Es química: hace muchos, muchos años, la vida surgió en el mar. Es biología: del amor surge la vida. Es lógica: el amor es como el mar, ¿o acaso existe algo más con un paralelismo similar?
Es igual de fascinante, seductor y misterioso. ¿Quién no ha caído en sus redes al contemplarlo por primera vez? Es irresistible, no hay nada más hermoso. Despierta pasiones, derriba barreras. Invita a soñar, a perderse, a hundirse en él. ¿Quién lo ha podido olvidar? Es persuasivo, lo impregna todo. Sostiene, envuelve, abraza, cautiva, conquista. Roba la respiración, retiene el aliento con la irresistible atracción del miedo. Es más fuerte que la propia voluntad. Te arrastra, no te suelta, te eleva hasta las estrellas o te ahoga en sus tormentas.
¿Quién se aleja sin nostalgia? Perderse en su inmensidad es, sin duda, el mejor de los refugios. El mar es furor y calma, un vaivén de emociones salvajes, un delirio de paz, un estallido violento, un arrebato de alegría, la agitación de la tristeza y el esplendor de la felicidad. ¿Quién no siente la esperanza de regresar? Es un horizonte más allá del confín de la libertad, la eternidad condensada en un segundo glorioso.
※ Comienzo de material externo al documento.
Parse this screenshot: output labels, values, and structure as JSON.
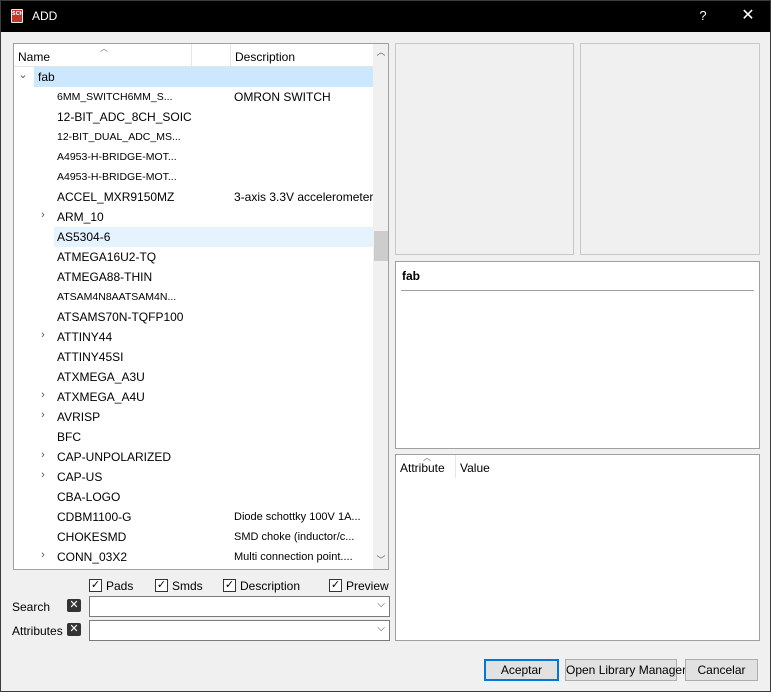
{
  "window": {
    "title": "ADD",
    "help_glyph": "?",
    "close_glyph": "✕",
    "icon_text": "SCH"
  },
  "tree": {
    "columns": {
      "name": "Name",
      "description": "Description"
    },
    "root": {
      "label": "fab"
    },
    "items": [
      {
        "name": "6MM_SWITCH6MM_S...",
        "description": "OMRON SWITCH",
        "expandable": false,
        "small": true
      },
      {
        "name": "12-BIT_ADC_8CH_SOIC",
        "description": "",
        "expandable": false
      },
      {
        "name": "12-BIT_DUAL_ADC_MS...",
        "description": "",
        "expandable": false,
        "small": true
      },
      {
        "name": "A4953-H-BRIDGE-MOT...",
        "description": "",
        "expandable": false,
        "small": true
      },
      {
        "name": "A4953-H-BRIDGE-MOT...",
        "description": "",
        "expandable": false,
        "small": true
      },
      {
        "name": "ACCEL_MXR9150MZ",
        "description": "3-axis 3.3V accelerometer",
        "expandable": false
      },
      {
        "name": "ARM_10",
        "description": "",
        "expandable": true
      },
      {
        "name": "AS5304-6",
        "description": "",
        "expandable": false,
        "highlighted": true
      },
      {
        "name": "ATMEGA16U2-TQ",
        "description": "",
        "expandable": false
      },
      {
        "name": "ATMEGA88-THIN",
        "description": "",
        "expandable": false
      },
      {
        "name": "ATSAM4N8AATSAM4N...",
        "description": "",
        "expandable": false,
        "small": true
      },
      {
        "name": "ATSAMS70N-TQFP100",
        "description": "",
        "expandable": false
      },
      {
        "name": "ATTINY44",
        "description": "",
        "expandable": true
      },
      {
        "name": "ATTINY45SI",
        "description": "",
        "expandable": false
      },
      {
        "name": "ATXMEGA_A3U",
        "description": "",
        "expandable": false
      },
      {
        "name": "ATXMEGA_A4U",
        "description": "",
        "expandable": true
      },
      {
        "name": "AVRISP",
        "description": "",
        "expandable": true
      },
      {
        "name": "BFC",
        "description": "",
        "expandable": false
      },
      {
        "name": "CAP-UNPOLARIZED",
        "description": "",
        "expandable": true
      },
      {
        "name": "CAP-US",
        "description": "",
        "expandable": true
      },
      {
        "name": "CBA-LOGO",
        "description": "",
        "expandable": false
      },
      {
        "name": "CDBM1100-G",
        "description": "Diode schottky 100V 1A...",
        "expandable": false,
        "small_desc": true
      },
      {
        "name": "CHOKESMD",
        "description": "SMD choke (inductor/c...",
        "expandable": false,
        "small_desc": true
      },
      {
        "name": "CONN_03X2",
        "description": "Multi connection point....",
        "expandable": true,
        "small_desc": true
      }
    ]
  },
  "options": {
    "pads": {
      "label": "Pads",
      "checked": true
    },
    "smds": {
      "label": "Smds",
      "checked": true
    },
    "description": {
      "label": "Description",
      "checked": true
    },
    "preview": {
      "label": "Preview",
      "checked": true
    }
  },
  "search": {
    "label": "Search",
    "value": ""
  },
  "attributes_filter": {
    "label": "Attributes",
    "value": ""
  },
  "description_panel": {
    "title": "fab"
  },
  "attribute_table": {
    "columns": {
      "attribute": "Attribute",
      "value": "Value"
    }
  },
  "buttons": {
    "accept": "Aceptar",
    "open_library_manager": "Open Library Manager",
    "cancel": "Cancelar"
  },
  "glyphs": {
    "checkmark": "✓",
    "clear": "✕",
    "dropdown": "⌵"
  }
}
¿Quién no se enamora de nuevo cada vez que lo vuelve a ver? Posee la seducción de la belleza cambiante, instantes que destellan y se graban en la memoria antes de desvanecerse entre suspiros de olas. Sorprende a cada momento, no cesa de deslumbrar. Convierte el horizonte en un lugar mágico, en un mundo de leyenda, un espacio lleno de ilusión y encanto, que hechiza la imaginación. Es el lecho en el que duerme el sol y del que emerge la luna. Es el espejo del universo, reflejos de luz y abismos de oscuridad llenos de misterio. ¿Alguien no ansía una cala propia?